A água corrente deixa esses ambientes ainda mais vantajosos, já que nem a grande quantidade de pessoas consegue sujar a água, em renovação a cada segundo. Não se vê nada suspeito boiando, como acontece em piscinas públicas e praias do Brasil. E todo mundo compartilha espaço, sem maiores dificuldades, deitando-se na grama nas margens do rio, em pequenas plataformas, aos pés de pontes que se transformam em verdadeiros estacionamentos de bicicletas.
Sim, é de dar inveja. Temos rios tão ou mais bonitos, mas não podemos usá-los porque eles se transformaram em valas de esgoto a céu aberto. Não se pode mergulhar neles, não se consegue ver peixes em suas águas – nas águas de Zurique, há pelos menos dez espécies diferentes. O mesmo ocorre no grande lago de Genebra e no rio que dele sai, o Ródano. Isso é resultado de um esforço conjunto. O poder público mantém a ordem e a população também. Ninguém joga lixo no rio, nem o cidadão, nem as empresas.
Para se ter uma ideia, há uma fábrica de cerveja nas margens do Limmat, em Zurique. Há também hotéis, casas, restaurantes. O que não há são ligações clandestinas de esgoto, pontos de despejo de rejeitos como vemos aos montes até nos pequenos córregos que cortam nossas cidades. E isso não é uma exclusividade de Zurique. Em Berna, capital administrativa da Suíça, o rio Aar, com suas águas de um belo azul-turquesa, também é utilizado da melhor maneira pela população.
Na Europa, que já teve rios para lá de poluídos, houve um trabalho de décadas para recuperar esses patrimônios naturais. Mesmo que ainda haja exemplos esparsos que ainda demandem alguma melhora, na maior parte dos lugares a lição de casa foi feita e os benefícios estão sendo colhidos agora, para a população local e para a atração de turistas. Um dos passeios mais concorridos de Paris é sobre as águas do Sena. Em Berlim, bebem-se ótimas cervejas em bares nas margens do rio Spree.

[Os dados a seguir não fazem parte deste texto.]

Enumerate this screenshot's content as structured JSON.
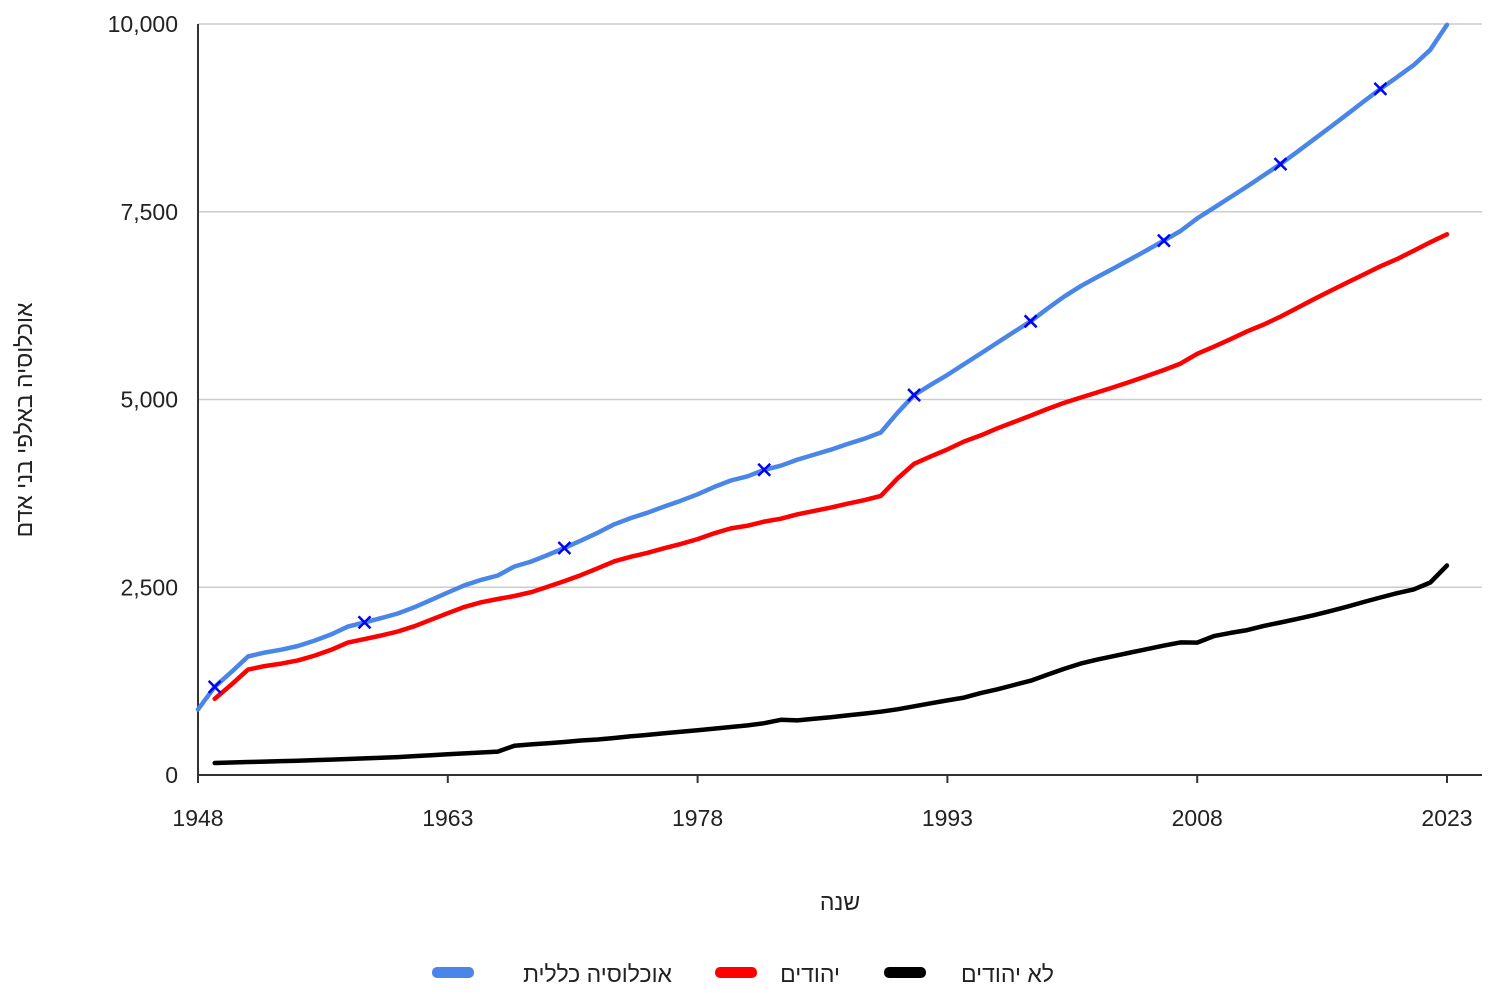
{
  "chart_data": {
    "type": "line",
    "title": "",
    "xlabel": "שנה",
    "ylabel": "אוכלוסיה באלפי בני אדם",
    "xlim": [
      1948,
      2023
    ],
    "ylim": [
      0,
      10000
    ],
    "x_ticks": [
      "1948",
      "1963",
      "1978",
      "1993",
      "2008",
      "2023"
    ],
    "y_ticks": [
      "0",
      "2,500",
      "5,000",
      "7,500",
      "10,000"
    ],
    "grid": "horizontal",
    "legend_position": "bottom",
    "series": [
      {
        "name": "אוכלוסיה כללית",
        "color": "#4a86e8",
        "marker_color": "#0000ff",
        "marker_x": [
          1949,
          1958,
          1970,
          1982,
          1991,
          1998,
          2006,
          2013,
          2019
        ],
        "x": [
          1948,
          1949,
          1950,
          1951,
          1952,
          1953,
          1954,
          1955,
          1956,
          1957,
          1958,
          1959,
          1960,
          1961,
          1962,
          1963,
          1964,
          1965,
          1966,
          1967,
          1968,
          1969,
          1970,
          1971,
          1972,
          1973,
          1974,
          1975,
          1976,
          1977,
          1978,
          1979,
          1980,
          1981,
          1982,
          1983,
          1984,
          1985,
          1986,
          1987,
          1988,
          1989,
          1990,
          1991,
          1992,
          1993,
          1994,
          1995,
          1996,
          1997,
          1998,
          1999,
          2000,
          2001,
          2002,
          2003,
          2004,
          2005,
          2006,
          2007,
          2008,
          2009,
          2010,
          2011,
          2012,
          2013,
          2014,
          2015,
          2016,
          2017,
          2018,
          2019,
          2020,
          2021,
          2022,
          2023
        ],
        "values": [
          873,
          1174,
          1370,
          1578,
          1630,
          1669,
          1718,
          1789,
          1872,
          1976,
          2032,
          2089,
          2150,
          2234,
          2332,
          2430,
          2526,
          2598,
          2657,
          2776,
          2841,
          2930,
          3022,
          3121,
          3225,
          3338,
          3422,
          3493,
          3575,
          3653,
          3738,
          3836,
          3922,
          3978,
          4064,
          4119,
          4200,
          4266,
          4331,
          4407,
          4477,
          4560,
          4822,
          5059,
          5196,
          5328,
          5472,
          5612,
          5757,
          5900,
          6041,
          6209,
          6369,
          6508,
          6631,
          6748,
          6869,
          6991,
          7116,
          7244,
          7412,
          7552,
          7695,
          7837,
          7985,
          8134,
          8297,
          8463,
          8628,
          8797,
          8968,
          9136,
          9291,
          9453,
          9656,
          9990
        ]
      },
      {
        "name": "יהודים",
        "color": "#ff0000",
        "x": [
          1949,
          1950,
          1951,
          1952,
          1953,
          1954,
          1955,
          1956,
          1957,
          1958,
          1959,
          1960,
          1961,
          1962,
          1963,
          1964,
          1965,
          1966,
          1967,
          1968,
          1969,
          1970,
          1971,
          1972,
          1973,
          1974,
          1975,
          1976,
          1977,
          1978,
          1979,
          1980,
          1981,
          1982,
          1983,
          1984,
          1985,
          1986,
          1987,
          1988,
          1989,
          1990,
          1991,
          1992,
          1993,
          1994,
          1995,
          1996,
          1997,
          1998,
          1999,
          2000,
          2001,
          2002,
          2003,
          2004,
          2005,
          2006,
          2007,
          2008,
          2009,
          2010,
          2011,
          2012,
          2013,
          2014,
          2015,
          2016,
          2017,
          2018,
          2019,
          2020,
          2021,
          2022,
          2023
        ],
        "values": [
          1014,
          1203,
          1404,
          1450,
          1484,
          1526,
          1590,
          1667,
          1763,
          1810,
          1858,
          1911,
          1981,
          2068,
          2155,
          2239,
          2300,
          2344,
          2384,
          2434,
          2507,
          2582,
          2662,
          2752,
          2845,
          2907,
          2959,
          3020,
          3077,
          3141,
          3218,
          3283,
          3320,
          3374,
          3413,
          3471,
          3517,
          3561,
          3613,
          3659,
          3717,
          3947,
          4144,
          4242,
          4335,
          4441,
          4522,
          4616,
          4701,
          4785,
          4873,
          4955,
          5025,
          5094,
          5165,
          5238,
          5314,
          5393,
          5478,
          5609,
          5703,
          5803,
          5908,
          5999,
          6104,
          6219,
          6335,
          6446,
          6556,
          6664,
          6773,
          6870,
          6982,
          7093,
          7200
        ]
      },
      {
        "name": "לא יהודים",
        "color": "#000000",
        "x": [
          1949,
          1950,
          1951,
          1952,
          1953,
          1954,
          1955,
          1956,
          1957,
          1958,
          1959,
          1960,
          1961,
          1962,
          1963,
          1964,
          1965,
          1966,
          1967,
          1968,
          1969,
          1970,
          1971,
          1972,
          1973,
          1974,
          1975,
          1976,
          1977,
          1978,
          1979,
          1980,
          1981,
          1982,
          1983,
          1984,
          1985,
          1986,
          1987,
          1988,
          1989,
          1990,
          1991,
          1992,
          1993,
          1994,
          1995,
          1996,
          1997,
          1998,
          1999,
          2000,
          2001,
          2002,
          2003,
          2004,
          2005,
          2006,
          2007,
          2008,
          2009,
          2010,
          2011,
          2012,
          2013,
          2014,
          2015,
          2016,
          2017,
          2018,
          2019,
          2020,
          2021,
          2022,
          2023
        ],
        "values": [
          160,
          167,
          173,
          179,
          185,
          191,
          198,
          205,
          213,
          221,
          229,
          239,
          252,
          264,
          276,
          288,
          299,
          312,
          390,
          407,
          423,
          440,
          459,
          473,
          493,
          515,
          534,
          556,
          576,
          597,
          618,
          639,
          660,
          690,
          735,
          727,
          749,
          770,
          794,
          818,
          843,
          875,
          915,
          955,
          994,
          1031,
          1090,
          1141,
          1199,
          1256,
          1336,
          1413,
          1484,
          1537,
          1583,
          1631,
          1677,
          1723,
          1766,
          1763,
          1849,
          1892,
          1929,
          1986,
          2031,
          2078,
          2128,
          2182,
          2241,
          2304,
          2363,
          2421,
          2471,
          2563,
          2790
        ]
      }
    ]
  }
}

E se esse rio passasse em nossa vida? E se nos conscientizássemos de que é um ótimo negócio investir em despoluição, em educação ambiental, em limpeza de nossas águas? Teríamos uma qualidade de vida muito melhor se os paulistanos pudessem nadar no Tietê, se os goianienses conseguissem usufruir do Meia Ponte. Vendo os suíços nadando de braçada em suas águas, fiquei com inveja. E fiquei com vergonha. Os rios da Europa talvez simbolizem não só uma diversão, mas um abismo cultural.
Oi Rogério,
Amei seu texto. Ele vai de encontro com um pensamento que tenho há tempos. Sonho em ver o Rio Meia Ponte limpo, com vários parques em suas margens. Um deles poderia ser feito na antiga usina hidrelétrica, hoje um prédio abandonado que poderia servir até de museu, ali próximo ao lago do Jaó. Sonhar não custa, né.
Bjos!
Belo texto! Tocante! Sinto, como o autor, inveja e vergonha. Imagina o Recife, a “Veneza brasileira” com uma outra cultura ambiental…! Quando vi, em Zurique, as pessoas tomando banho no rio, praticamente no centro daquela grande cidade, fiquei emocionado, não só pela beleza do que via, mas pelo vislumbre de um sonho… o desejo de ver a mesma coisa por aqui, nesta terra que ainda não aprendeu a amar aos rios.
Favor corrigir na última linha: “aprendeu”. Obrigado.